Dans deux autres interventions émouvantes, la ministre des Relations internationales du pays, Maite Nkoana-Mashabane, puis Nkosazana Dlamini-Zuma, la présidente de la commission de l’Union africaine, ont loué le «fondateur de la véritable Afrique du Sud». Jeudi soir, la délégation sud-africaine a hésité à faire ses valises, mais elle a décidé de rester à Paris, car «Nelson Mandela n’aurait pas voulu être célébré ainsi, a confié Maite Nkoana-Mashabane. La lutte continue, l’Afrique ne sera libre que lorsqu’elle sera totalement libérée des guerres, du sous-développement, de la pauvreté et des inégalités.»
Après une minute de silence, les travaux ont débuté, consacrés d’abord aux enjeux de sécurité. C’est la deuxième collision avec l’actualité: dès jeudi soir, la France a commencé son opération en Centrafrique, officiellement en renfort de la force africaine, la Mission internationale de soutien à la Centrafrique (Misca), mais en réalité en première ligne. Pour l’instant, le contraste est saisissant entre la théorie et la pratique. Car s’agissant de l’objectif, les volontés politiques des pays africains et de la France se rejoignent: «C’est aux Africains d’assurer leur sécurité.» Ce principe devrait figurer dans la déclaration finale. «Nous devons trouver des solutions africaines aux problèmes africains», affirmait déjà Maite Nkoana-Mashabane en début de journée, tandis que le président guinéen Alpha Condé estimait qu’il n’était «pas normal» que «la France soit obligée d’intervenir en pompier pour nous sauver». C’est aussi la doctrine défendue par François Hollande: la France ne souhaite plus intervenir en première ligne.

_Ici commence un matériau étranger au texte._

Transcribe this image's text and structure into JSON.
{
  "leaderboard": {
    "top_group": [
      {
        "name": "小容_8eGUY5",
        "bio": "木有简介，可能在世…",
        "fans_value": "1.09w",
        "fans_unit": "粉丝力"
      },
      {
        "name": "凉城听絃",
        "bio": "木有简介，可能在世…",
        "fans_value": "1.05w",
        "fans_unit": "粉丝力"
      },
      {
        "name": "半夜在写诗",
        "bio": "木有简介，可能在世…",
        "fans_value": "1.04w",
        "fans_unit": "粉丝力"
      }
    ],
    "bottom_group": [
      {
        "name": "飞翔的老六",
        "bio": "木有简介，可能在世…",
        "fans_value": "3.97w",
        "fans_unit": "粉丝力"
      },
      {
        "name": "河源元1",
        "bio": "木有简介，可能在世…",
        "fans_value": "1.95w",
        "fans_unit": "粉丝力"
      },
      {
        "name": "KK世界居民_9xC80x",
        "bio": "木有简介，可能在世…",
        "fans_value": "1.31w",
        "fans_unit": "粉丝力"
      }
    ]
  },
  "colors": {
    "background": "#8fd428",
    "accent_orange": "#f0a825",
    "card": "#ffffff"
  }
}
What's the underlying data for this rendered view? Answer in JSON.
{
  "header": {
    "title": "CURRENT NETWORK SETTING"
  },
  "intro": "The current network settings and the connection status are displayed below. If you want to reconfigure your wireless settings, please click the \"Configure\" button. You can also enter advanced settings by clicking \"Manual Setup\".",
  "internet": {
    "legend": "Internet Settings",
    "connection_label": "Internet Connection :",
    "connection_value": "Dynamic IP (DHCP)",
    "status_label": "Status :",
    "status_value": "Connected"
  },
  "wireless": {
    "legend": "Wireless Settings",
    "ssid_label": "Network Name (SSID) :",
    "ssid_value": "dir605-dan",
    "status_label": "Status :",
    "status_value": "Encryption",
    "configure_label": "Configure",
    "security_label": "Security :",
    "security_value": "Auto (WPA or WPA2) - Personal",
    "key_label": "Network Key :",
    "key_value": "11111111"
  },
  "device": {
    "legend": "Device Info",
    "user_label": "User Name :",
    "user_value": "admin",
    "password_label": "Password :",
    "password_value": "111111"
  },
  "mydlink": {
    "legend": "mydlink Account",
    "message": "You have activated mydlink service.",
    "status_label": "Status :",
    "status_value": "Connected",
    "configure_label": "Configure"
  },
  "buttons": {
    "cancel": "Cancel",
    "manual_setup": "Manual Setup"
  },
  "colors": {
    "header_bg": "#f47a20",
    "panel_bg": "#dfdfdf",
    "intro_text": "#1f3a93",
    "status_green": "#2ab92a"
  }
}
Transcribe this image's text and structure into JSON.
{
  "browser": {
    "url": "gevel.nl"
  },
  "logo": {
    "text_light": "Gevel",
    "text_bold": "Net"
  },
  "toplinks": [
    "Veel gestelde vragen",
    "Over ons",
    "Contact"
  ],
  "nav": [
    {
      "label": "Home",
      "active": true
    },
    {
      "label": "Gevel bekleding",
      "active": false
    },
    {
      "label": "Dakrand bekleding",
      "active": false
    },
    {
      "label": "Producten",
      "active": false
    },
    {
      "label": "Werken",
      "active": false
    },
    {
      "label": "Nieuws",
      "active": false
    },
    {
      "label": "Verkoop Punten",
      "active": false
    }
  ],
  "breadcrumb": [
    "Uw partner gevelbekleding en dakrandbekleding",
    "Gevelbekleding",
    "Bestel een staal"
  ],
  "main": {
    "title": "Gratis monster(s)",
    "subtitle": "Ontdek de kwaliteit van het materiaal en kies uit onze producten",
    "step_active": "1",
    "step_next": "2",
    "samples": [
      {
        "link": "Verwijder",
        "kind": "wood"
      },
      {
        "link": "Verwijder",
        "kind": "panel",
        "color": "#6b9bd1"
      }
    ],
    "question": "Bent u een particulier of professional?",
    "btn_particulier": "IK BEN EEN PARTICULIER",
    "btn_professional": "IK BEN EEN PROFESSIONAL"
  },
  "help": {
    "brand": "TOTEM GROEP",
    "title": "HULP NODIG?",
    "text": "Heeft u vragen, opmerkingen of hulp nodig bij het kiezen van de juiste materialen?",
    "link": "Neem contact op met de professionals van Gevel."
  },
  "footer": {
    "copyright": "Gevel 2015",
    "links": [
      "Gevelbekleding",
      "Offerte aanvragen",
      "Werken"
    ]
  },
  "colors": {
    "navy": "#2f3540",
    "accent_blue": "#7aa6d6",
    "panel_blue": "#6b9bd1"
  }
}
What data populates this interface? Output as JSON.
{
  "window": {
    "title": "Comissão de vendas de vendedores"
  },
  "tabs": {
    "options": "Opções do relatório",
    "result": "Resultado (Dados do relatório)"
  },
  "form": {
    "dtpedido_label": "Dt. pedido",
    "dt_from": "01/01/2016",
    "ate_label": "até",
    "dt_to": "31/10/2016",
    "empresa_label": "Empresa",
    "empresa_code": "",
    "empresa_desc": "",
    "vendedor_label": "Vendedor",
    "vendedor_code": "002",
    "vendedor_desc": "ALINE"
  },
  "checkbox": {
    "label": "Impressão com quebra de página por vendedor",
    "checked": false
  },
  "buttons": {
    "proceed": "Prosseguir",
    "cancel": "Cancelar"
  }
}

L’objectif est posé, il fait consensus, mais «on n’en est pas encore là», explique Laurent Fabius, le patron du quai d’Orsay. La mise en place de la future Capacité africaine de réaction immédiate aux crises (CARIC) a pourtant progressé à Paris; ce projet de force militaire d’intervention rapide avait été avancé à Addis-Abeba en mai dernier, lors du sommet du 50e anniversaire de l’Union africaine. A Paris, François Hollande a annoncé que la France était prête «à apporter tout son concours» pour faire progresser cette capacité de défense commune, en offrant un appui à la création d’un état-major projetable, en mettant à disposition des actions de formation ou des conseillers politico-militaires; «20 000 soldats africains peuvent être entraînés chaque année par la France» pendant cinq ans, a affirmé le président. La mise en œuvre de la CARIC est envisagée pour 2015, sous réserve des questions de financement.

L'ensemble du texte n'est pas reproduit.